Vücut, kan damarlarının direncini düşürerek bu kalp yetmezliğini telafi etmeye çalışır, böylece kalbin pompalama sırasında daha az kuvvet uygulaması gerekir. Ayrıca kalbin pompalama kapasitesi dakikada artar, bu da kalbin daha hızlı atması anlamına gelir. Bununla birlikte, damarların genişlemesi nedeniyle, periferik kan damarlarına, örneğin böbreğe çok az kan gelir. Böbrek damarlarında, özel hücreler kan basıncını kaydeder ve kan basıncı çok düşükse, kan basıncını yükseltmek için bir hormonal kontrol devresi olan renin-anjiyotensin-aldosteron sistemini kullanır. Bunu yapmak için idrardan daha fazla su alınır, böylece kan hacmi ve dolayısıyla kan damarları içindeki basınç artar. Artan kan hacmini vücuda pompalamak için, hasarlı kalbin artık eskisinden daha fazla kuvvet uygulaması gerekiyor. Kalbin durumu kötüleşir ve kalp yetmezliği artar.
Bununla birlikte, vücuttaki hastalıklar, olumsuz geri bildirim döngülerindeki rahatsızlıklardan da kaynaklanabilir. Tiroid kontrol döngüsünde, geribildirimdeki bozukluklar ya aşırı aktif tiroid ya da yetersiz tiroidle sonuçlanır. Tiroid otonomisi ile tiroid, kontrol döngüsünden tamamen bağımsız olarak çalışır.
Kontrol döngüsündeki bir rahatsızlık, bir otoimmün hastalık tarafından da tetiklenebilir. Örneğin Graves hastalığında vücut, TSH reseptör otoantikorları üretir.

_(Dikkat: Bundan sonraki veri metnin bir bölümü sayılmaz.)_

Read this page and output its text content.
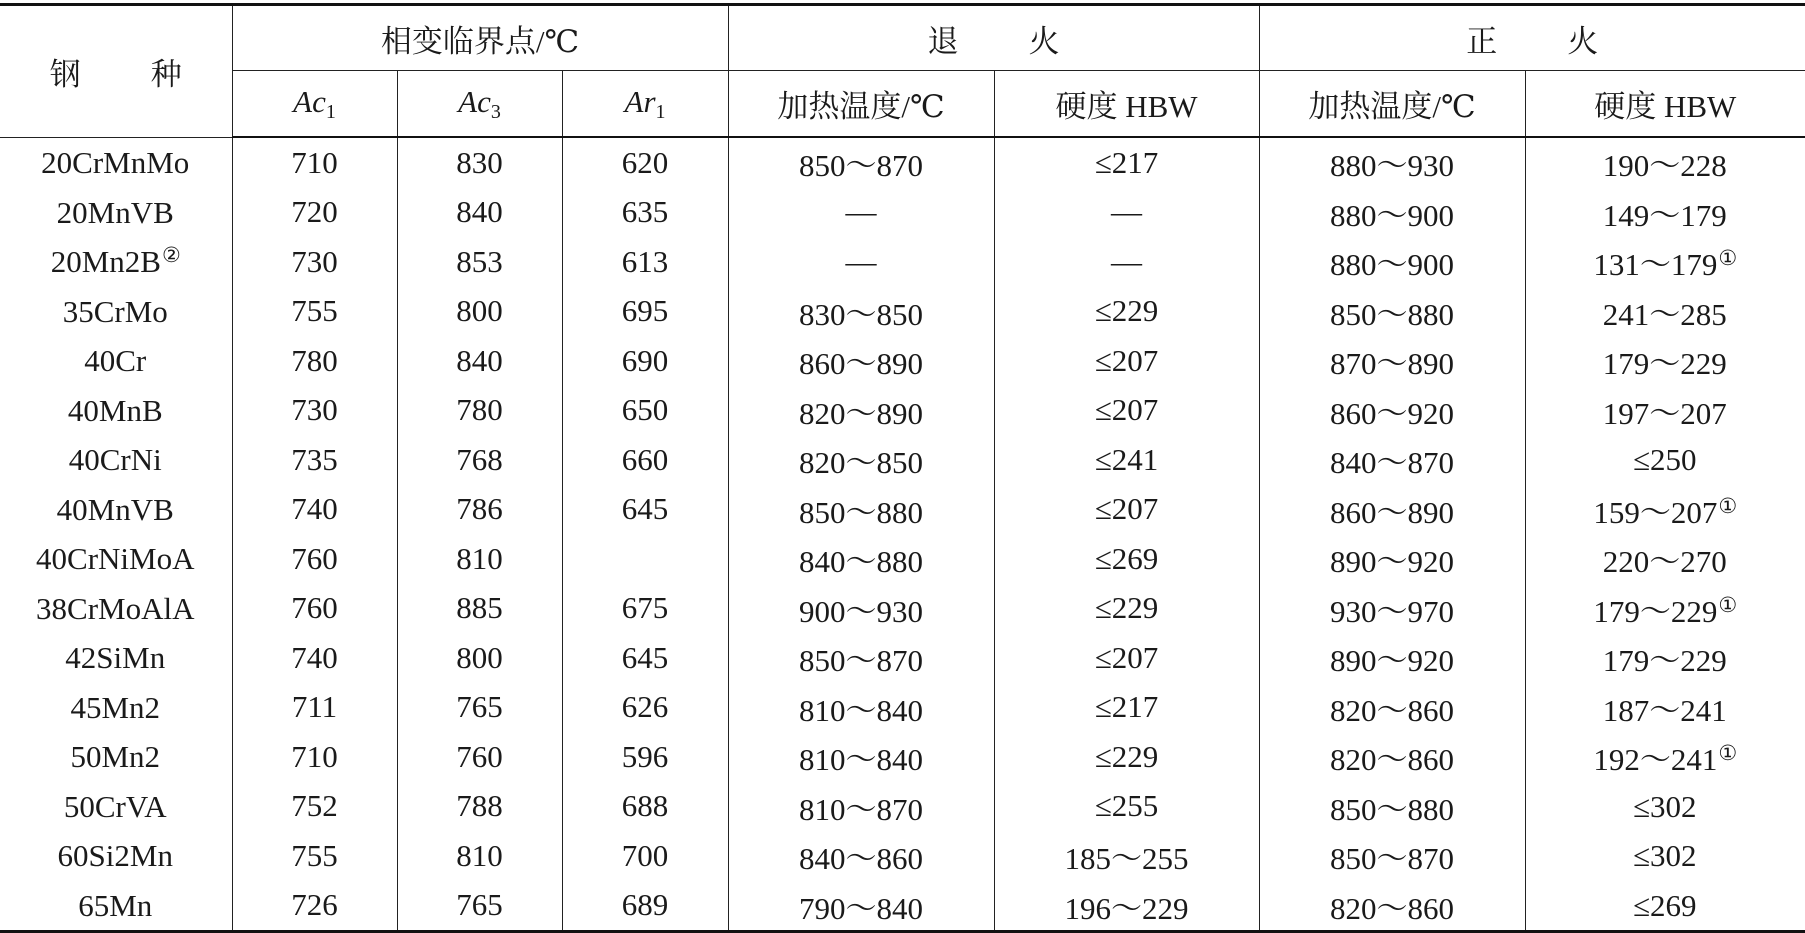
钢 种	相变临界点/℃			退 火		正 火	
	$Ac_1$	$Ac_3$	$Ar_1$	加热温度/℃	硬度 HBW	加热温度/℃	硬度 HBW
20CrMnMo	710	830	620	850～870	≤217	880～930	190～228
20MnVB	720	840	635	—	—	880～900	149～179
20Mn2B②	730	853	613	—	—	880～900	131～179①
35CrMo	755	800	695	830～850	≤229	850～880	241～285
40Cr	780	840	690	860～890	≤207	870～890	179～229
40MnB	730	780	650	820～890	≤207	860～920	197～207
40CrNi	735	768	660	820～850	≤241	840～870	≤250
40MnVB	740	786	645	850～880	≤207	860～890	159～207①
40CrNiMoA	760	810		840～880	≤269	890～920	220～270
38CrMoAlA	760	885	675	900～930	≤229	930～970	179～229①
42SiMn	740	800	645	850～870	≤207	890～920	179～229
45Mn2	711	765	626	810～840	≤217	820～860	187～241
50Mn2	710	760	596	810～840	≤229	820～860	192～241①
50CrVA	752	788	688	810～870	≤255	850～880	≤302
60Si2Mn	755	810	700	840～860	185～255	850～870	≤302
65Mn	726	765	689	790～840	196～229	820～860	≤269
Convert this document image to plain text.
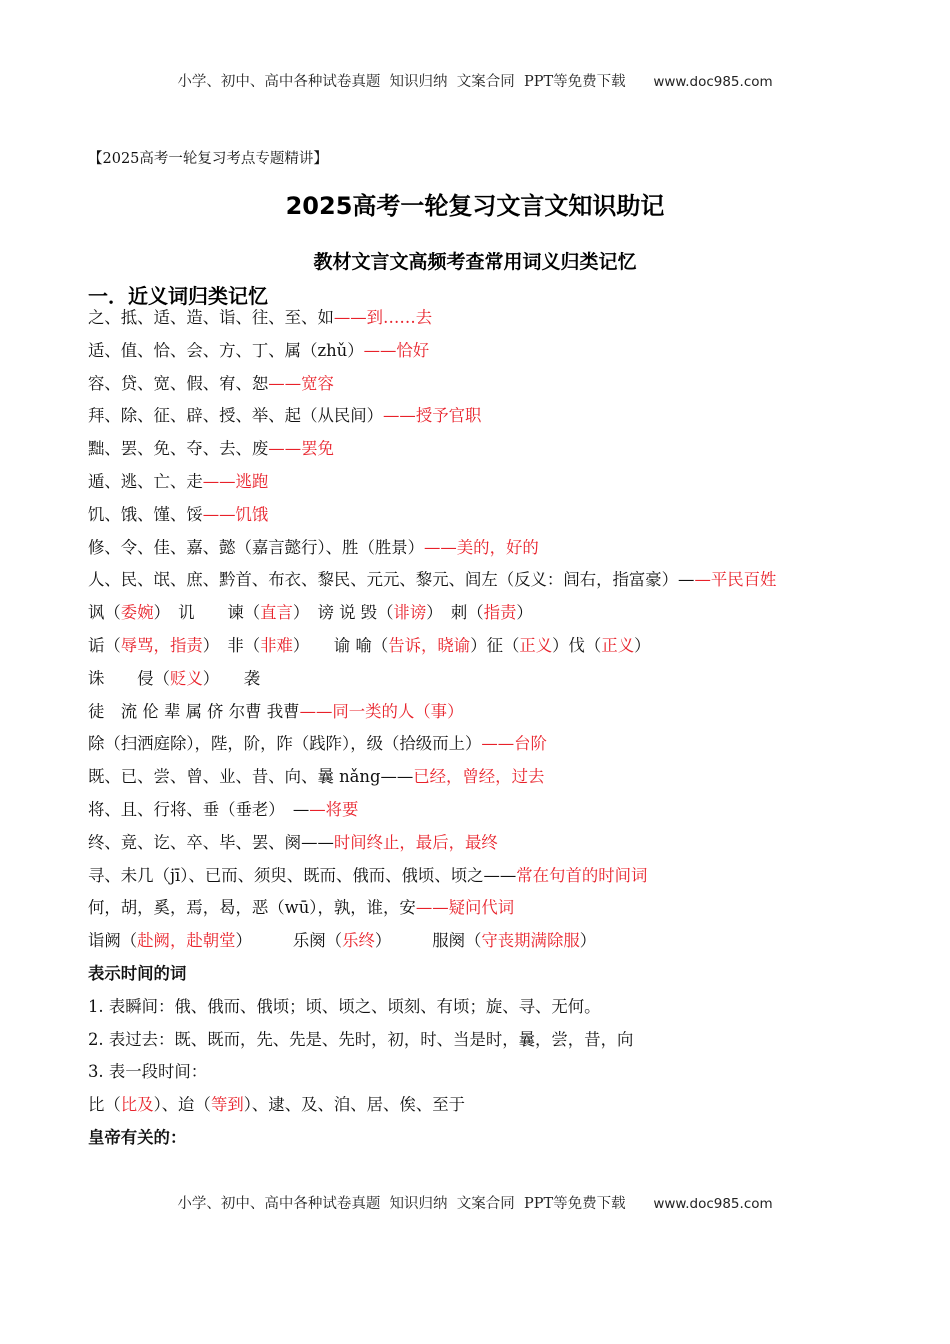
小学、初中、高中各种试卷真题  知识归纳  文案合同  PPT等免费下载 www.doc985.com
【2025高考一轮复习考点专题精讲】
2025高考一轮复习文言文知识助记
教材文言文高频考查常用词义归类记忆
一．近义词归类记忆
之、抵、适、造、诣、往、至、如——到……去
适、值、恰、会、方、丁、属（zhǔ）——恰好
容、贷、宽、假、宥、恕——宽容
拜、除、征、辟、授、举、起（从民间）——授予官职
黜、罢、免、夺、去、废——罢免
遁、逃、亡、走——逃跑
饥、饿、馑、馁——饥饿
修、令、佳、嘉、懿（嘉言懿行）、胜（胜景）——美的，好的
人、民、氓、庶、黔首、布衣、黎民、元元、黎元、闾左（反义：闾右，指富豪）——平民百姓
讽（委婉）　讥　　谏（直言）　谤 说 毁（诽谤）　刺（指责）
诟（辱骂，指责）　非（非难）　　谕 喻（告诉，晓谕）征（正义）伐（正义）
诛　　侵（贬义）　　袭
徒　流 伦 辈 属 侪 尔曹 我曹——同一类的人（事）
除（扫洒庭除），陛，阶，阼（践阼），级（拾级而上）——台阶
既、已、尝、曾、业、昔、向、曩 nǎng——已经，曾经，过去
将、且、行将、垂（垂老）　——将要
终、竟、讫、卒、毕、罢、阕——时间终止，最后，最终
寻、未几（jī）、已而、须臾、既而、俄而、俄顷、顷之——常在句首的时间词
何，胡，奚，焉，曷，恶（wū），孰，谁，安——疑问代词
诣阙（赴阙，赴朝堂）　　　乐阕（乐终）　　　服阕（守丧期满除服）
表示时间的词
1. 表瞬间：俄、俄而、俄顷；顷、顷之、顷刻、有顷；旋、寻、无何。
2. 表过去：既、既而，先、先是、先时，初，时、当是时，曩，尝，昔，向
3. 表一段时间：
比（比及）、迨（等到）、逮、及、洎、居、俟、至于
皇帝有关的：
小学、初中、高中各种试卷真题  知识归纳  文案合同  PPT等免费下载 www.doc985.com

Bunlar, tiroid bezi üzerinde hipofiz bezindeki TSH ile aynı etkiye sahiptir, böylece bu TSH reseptörü otoantikorları, tiroid hormonlarının üretiminin artmasına neden olur. Hipofizin artık tiroid bezinin faaliyetleri üzerinde herhangi bir etkisi kalmaz, tüm olumsuz geri bildirim mekanizması tamamen etkisiz kalır. Sonuç, saç dökülmesi, ishal, ısı intoleransı, kilo kaybı ve osteoporoz gibi semptomlarla birlikte hipertiroidizmdir.